子供が小さかった時、5月の連休となると、決まって武蔵高萩の友の庭でタケノコ掘りをしたことがあるから、4月下旬のタケノコは例年より早い気がする。
タケノコの増殖力には、目を瞠るものがあるが、ことしは当たり年なのだろうか。
古い家を借り、独り住まいの若い女性が、春が過ぎ、なんだか変だとおもいながら、家で過ごしていると、家が少しずつ傾いている。ある日、タケノコが床を破って大量に頭を出して原因が分かる、というちょっとホラーめいた漫画を読んだ記憶がある。(坂田靖子でなかったか)。
隣のタケノコがうちの庭に顔を出す。私の好きな江戸時代の俳人、大伴大江丸(1722-1805)が句にしている。
竹の子や あまりてなどか 人の庭
あまりてなどか、が分かりにくいが、ありあまってあふれるように、といったところだろう。
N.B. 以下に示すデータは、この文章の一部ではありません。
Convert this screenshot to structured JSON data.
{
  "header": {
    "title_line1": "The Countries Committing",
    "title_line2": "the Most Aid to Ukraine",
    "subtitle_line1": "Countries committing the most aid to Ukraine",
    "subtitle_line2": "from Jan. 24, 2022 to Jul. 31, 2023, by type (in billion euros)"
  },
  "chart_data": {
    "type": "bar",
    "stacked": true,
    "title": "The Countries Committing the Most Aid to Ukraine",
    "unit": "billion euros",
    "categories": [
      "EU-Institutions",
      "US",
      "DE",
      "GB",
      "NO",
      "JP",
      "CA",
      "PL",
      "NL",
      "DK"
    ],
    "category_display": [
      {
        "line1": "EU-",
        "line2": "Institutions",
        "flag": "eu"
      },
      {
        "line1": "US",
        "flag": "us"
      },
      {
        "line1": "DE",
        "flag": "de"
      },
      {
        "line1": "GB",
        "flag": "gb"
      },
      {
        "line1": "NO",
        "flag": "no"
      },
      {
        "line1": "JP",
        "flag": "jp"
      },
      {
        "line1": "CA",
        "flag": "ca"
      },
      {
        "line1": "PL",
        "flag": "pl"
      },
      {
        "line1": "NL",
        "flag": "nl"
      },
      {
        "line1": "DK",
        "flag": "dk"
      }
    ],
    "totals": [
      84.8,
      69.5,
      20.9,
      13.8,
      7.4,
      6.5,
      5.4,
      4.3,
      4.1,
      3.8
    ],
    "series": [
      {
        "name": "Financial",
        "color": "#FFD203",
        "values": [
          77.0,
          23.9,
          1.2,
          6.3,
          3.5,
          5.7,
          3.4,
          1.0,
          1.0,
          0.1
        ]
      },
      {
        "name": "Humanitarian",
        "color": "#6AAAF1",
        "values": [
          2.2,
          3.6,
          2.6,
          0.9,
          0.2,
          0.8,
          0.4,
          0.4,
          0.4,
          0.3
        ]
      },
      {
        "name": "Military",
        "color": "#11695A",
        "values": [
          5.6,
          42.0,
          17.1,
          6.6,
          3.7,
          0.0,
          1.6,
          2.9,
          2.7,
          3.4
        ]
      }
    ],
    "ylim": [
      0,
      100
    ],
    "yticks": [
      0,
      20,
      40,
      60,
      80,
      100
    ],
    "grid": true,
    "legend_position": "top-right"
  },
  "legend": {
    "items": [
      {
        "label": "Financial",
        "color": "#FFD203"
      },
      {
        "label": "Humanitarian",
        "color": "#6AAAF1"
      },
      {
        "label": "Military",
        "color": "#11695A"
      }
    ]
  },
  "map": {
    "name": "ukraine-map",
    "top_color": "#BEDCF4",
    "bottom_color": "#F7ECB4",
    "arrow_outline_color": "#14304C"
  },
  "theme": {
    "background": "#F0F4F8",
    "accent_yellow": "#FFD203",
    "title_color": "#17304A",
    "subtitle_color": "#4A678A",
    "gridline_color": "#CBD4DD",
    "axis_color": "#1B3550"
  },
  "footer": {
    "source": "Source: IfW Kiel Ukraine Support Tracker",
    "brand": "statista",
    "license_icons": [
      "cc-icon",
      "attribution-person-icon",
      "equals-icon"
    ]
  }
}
平安時代の源等(880-951)の恋の歌、「浅茅生の小野の篠原しのぶれどあまりてなどか人の恋しき」(後撰集)を元にしているとされる。歌の意は、《人には隠しているけれど、あの人への恋しい想いがあふれてこぼれそうになる》。
同じ「あまりてなどか」の7文字を用いて、恋でなくタケノコがあふれ出てきたよ、と大江丸は句に仕立てたわけだ。恋の平安朝と違って、江戸時代の大阪は食い気でっせ、という時代精神も伺えると思う。大江丸には
秋来ぬと目にさや豆のふとりかな
とやはり、古今和歌集の歌を食い気の句に替えたものがある。
経営に携わってからは飛脚のネットワークの維持、開拓のため地方を回り、大阪―江戸、関東ばかりでなく、東北地方にも足を運んで新規開拓した。70回以上東阪を往復。出張先の上野・高崎の系列店では飛脚業の経営顧問をしながら、俳諧の寄り合いを盛んに開いている。句会を得意先などとの交流にうまく取り込んだようだ。
江戸時代の飛脚制度の全容に迫った力作「江戸の飛脚」(巻島隆、教育評論社、15年)に、大江丸のことが出て来たのに吃驚。変わり者に見えた俳人が経営者として、アイディアあふれしっかりしていたことに目を開かされた。
住吉大社の境内の松が次々枯れたとき、資金集めのため、大江丸が一肌脱いだことも紹介されていた。境内に松苗茶屋を設けて、参詣客に松苗を買ってもらい、参詣者へのお礼もかねて俳諧、詩歌を作ってもらった。それを「松苗集」にまとめたところ、14巻にも及んだ。町人たちも巻き込んで植樹運動を繰り広げたわけで、今でも「緑化運動の先駆」として称え、住吉大社で4月8日に、松の苗を植え、俳句を作る松苗行事が続いている。
竹のことから、梅を通り越して、松へ話が移ってしまったが、大江丸の、人を巻き込んで事業、運動を広げてゆく手法は、タケノコの増殖と似ていないこともない。